In this problem, since Cu2+(aq)/Cu(s) is written on the right side of the cell diagram, it should be the cathode. So, Cu2+(aq)/Cu(s) should be written as a reduction half reaction. However, the textbook solutions says that it is the anode and is instead written as an oxidation half reaction. Why is this? If the Cu2+(aq)/Cu(s) electrode is on the right of the cell diagram, then shouldn't it be the cathode?

### Re: 6M.1

Posted: Mon Feb 24, 2020 5:11 pm
You're right, if the Cu half reaction is written on the right side of the equation, it should be the cathode.
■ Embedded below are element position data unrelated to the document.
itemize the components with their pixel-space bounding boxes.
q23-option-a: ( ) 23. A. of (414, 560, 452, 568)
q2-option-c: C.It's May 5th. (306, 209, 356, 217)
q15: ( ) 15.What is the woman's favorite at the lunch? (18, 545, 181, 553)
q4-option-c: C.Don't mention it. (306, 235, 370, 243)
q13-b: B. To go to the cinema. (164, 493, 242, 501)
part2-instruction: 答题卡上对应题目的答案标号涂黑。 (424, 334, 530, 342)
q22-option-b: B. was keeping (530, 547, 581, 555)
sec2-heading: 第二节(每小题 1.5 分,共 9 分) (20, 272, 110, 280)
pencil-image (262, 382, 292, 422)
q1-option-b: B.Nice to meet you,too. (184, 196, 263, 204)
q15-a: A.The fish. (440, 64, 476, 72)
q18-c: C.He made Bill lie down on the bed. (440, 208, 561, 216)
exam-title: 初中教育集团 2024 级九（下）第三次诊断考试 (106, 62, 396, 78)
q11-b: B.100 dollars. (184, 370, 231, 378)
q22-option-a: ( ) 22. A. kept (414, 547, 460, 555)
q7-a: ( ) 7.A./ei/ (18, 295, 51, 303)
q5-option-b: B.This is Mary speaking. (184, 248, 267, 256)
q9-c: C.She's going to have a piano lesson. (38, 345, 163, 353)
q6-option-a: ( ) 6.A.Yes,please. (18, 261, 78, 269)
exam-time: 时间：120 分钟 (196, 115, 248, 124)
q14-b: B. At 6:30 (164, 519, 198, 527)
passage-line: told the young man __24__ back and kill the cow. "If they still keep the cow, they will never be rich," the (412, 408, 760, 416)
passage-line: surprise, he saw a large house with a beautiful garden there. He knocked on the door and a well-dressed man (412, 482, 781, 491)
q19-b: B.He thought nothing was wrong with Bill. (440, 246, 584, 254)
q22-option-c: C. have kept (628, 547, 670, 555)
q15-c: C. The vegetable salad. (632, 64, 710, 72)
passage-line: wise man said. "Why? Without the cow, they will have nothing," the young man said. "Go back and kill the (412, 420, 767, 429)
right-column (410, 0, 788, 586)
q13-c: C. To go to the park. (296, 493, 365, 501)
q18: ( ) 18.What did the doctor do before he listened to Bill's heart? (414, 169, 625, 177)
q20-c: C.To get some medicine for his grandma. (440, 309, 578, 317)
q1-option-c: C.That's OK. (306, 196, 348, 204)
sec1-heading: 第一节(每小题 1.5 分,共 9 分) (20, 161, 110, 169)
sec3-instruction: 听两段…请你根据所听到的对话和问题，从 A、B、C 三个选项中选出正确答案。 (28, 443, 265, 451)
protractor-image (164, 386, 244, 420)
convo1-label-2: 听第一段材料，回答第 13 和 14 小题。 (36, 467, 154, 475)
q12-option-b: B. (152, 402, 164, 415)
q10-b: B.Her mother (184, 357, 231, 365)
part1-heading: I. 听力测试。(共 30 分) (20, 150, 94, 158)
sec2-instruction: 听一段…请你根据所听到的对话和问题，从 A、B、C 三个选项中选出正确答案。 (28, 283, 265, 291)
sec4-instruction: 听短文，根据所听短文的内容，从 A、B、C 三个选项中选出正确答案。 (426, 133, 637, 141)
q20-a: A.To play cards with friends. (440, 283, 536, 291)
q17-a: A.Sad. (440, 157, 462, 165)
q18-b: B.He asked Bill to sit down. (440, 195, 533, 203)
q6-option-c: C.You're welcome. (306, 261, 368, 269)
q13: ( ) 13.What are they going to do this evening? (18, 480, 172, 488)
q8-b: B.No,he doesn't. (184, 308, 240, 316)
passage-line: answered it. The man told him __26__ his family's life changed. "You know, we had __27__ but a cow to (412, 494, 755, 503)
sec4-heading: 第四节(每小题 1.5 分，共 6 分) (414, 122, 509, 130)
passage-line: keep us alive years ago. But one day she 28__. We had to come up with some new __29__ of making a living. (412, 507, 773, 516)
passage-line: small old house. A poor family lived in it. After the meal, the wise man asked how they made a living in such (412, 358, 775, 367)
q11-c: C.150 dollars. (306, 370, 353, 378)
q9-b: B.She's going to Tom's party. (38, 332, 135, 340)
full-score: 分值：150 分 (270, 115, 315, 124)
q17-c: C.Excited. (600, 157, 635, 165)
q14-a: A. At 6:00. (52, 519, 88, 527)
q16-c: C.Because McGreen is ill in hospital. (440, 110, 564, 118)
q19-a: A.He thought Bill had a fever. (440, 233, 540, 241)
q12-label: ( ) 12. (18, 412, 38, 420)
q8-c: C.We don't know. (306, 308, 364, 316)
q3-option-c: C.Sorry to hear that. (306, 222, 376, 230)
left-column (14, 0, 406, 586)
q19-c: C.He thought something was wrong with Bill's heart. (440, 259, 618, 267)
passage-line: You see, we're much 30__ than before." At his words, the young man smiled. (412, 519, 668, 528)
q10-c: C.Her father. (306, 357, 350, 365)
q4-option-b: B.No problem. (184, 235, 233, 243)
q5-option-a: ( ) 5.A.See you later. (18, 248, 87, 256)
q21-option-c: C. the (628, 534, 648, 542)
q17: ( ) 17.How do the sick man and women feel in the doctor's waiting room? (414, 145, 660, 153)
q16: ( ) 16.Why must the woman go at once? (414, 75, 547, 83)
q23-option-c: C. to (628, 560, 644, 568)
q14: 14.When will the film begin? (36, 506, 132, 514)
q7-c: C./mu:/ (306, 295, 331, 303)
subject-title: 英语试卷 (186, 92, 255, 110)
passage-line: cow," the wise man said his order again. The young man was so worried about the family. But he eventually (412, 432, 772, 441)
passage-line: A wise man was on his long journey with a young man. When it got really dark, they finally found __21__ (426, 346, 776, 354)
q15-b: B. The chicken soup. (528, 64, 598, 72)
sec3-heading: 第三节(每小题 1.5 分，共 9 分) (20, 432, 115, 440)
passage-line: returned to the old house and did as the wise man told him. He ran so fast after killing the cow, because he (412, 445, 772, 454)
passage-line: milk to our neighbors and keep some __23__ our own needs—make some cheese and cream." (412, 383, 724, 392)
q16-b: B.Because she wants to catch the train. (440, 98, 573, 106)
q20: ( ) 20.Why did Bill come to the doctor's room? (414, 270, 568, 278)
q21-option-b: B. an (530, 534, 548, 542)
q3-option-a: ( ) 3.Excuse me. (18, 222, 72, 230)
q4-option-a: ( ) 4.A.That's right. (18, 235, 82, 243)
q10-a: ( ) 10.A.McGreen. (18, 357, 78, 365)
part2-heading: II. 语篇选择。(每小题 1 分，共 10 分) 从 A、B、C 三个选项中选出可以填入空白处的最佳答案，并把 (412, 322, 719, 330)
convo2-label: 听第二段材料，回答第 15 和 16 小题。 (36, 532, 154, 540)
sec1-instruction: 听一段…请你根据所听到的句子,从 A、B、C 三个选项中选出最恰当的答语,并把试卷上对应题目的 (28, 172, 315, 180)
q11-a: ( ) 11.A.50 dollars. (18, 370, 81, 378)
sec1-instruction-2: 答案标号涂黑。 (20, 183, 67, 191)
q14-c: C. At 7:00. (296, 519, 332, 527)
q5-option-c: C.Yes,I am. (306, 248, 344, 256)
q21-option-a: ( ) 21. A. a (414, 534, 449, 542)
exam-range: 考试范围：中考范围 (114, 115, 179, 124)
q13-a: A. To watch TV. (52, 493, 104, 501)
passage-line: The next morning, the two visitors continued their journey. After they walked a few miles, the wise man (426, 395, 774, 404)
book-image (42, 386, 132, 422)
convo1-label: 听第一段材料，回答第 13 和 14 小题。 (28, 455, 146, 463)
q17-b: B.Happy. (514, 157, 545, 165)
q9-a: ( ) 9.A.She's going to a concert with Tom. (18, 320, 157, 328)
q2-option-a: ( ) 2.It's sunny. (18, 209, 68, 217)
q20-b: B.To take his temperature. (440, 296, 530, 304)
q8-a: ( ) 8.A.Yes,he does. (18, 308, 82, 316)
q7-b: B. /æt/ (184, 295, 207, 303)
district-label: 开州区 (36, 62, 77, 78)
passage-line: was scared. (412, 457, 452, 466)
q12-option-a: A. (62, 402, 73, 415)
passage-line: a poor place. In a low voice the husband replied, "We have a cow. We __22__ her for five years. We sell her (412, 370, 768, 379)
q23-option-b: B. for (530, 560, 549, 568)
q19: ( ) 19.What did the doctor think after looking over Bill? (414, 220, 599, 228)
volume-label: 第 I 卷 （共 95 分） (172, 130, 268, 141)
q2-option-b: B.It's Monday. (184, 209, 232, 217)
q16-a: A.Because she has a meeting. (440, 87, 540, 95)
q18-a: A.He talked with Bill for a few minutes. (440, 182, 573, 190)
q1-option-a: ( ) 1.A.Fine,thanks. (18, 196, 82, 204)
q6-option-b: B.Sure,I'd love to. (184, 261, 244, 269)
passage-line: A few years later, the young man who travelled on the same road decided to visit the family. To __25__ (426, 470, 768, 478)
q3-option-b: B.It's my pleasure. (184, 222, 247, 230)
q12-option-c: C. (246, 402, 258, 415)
This is probably a typo in the textbook as the solutions manual writes it on the left side of the cell diagram, making it the anode.

### Re: 6M.1

Posted: Tue Feb 25, 2020 10:57 am
Has anyone confirmed if this is a typo? I was confused when looking at the answer key.

### Re: 6M.1

Posted: Tue Feb 25, 2020 4:12 pm
I am not sure if it is a typo, but I was wondering what answer would you get if the Cu2+/Cu is the cathode so that I can check mine.

### Re: 6M.1

Posted: Tue Feb 25, 2020 4:29 pm
In 6 L.3 of the textbook, it says that a positive cell potential indicates that the right side of the cell diagram is the cathode. Conversely, a negative cell potential indicates that the left side of the cell diagram in the cathode. In this question, the cell potential is negative (-0.689 V), so the left side of the cell diagram (M 2+/M) is the cathode.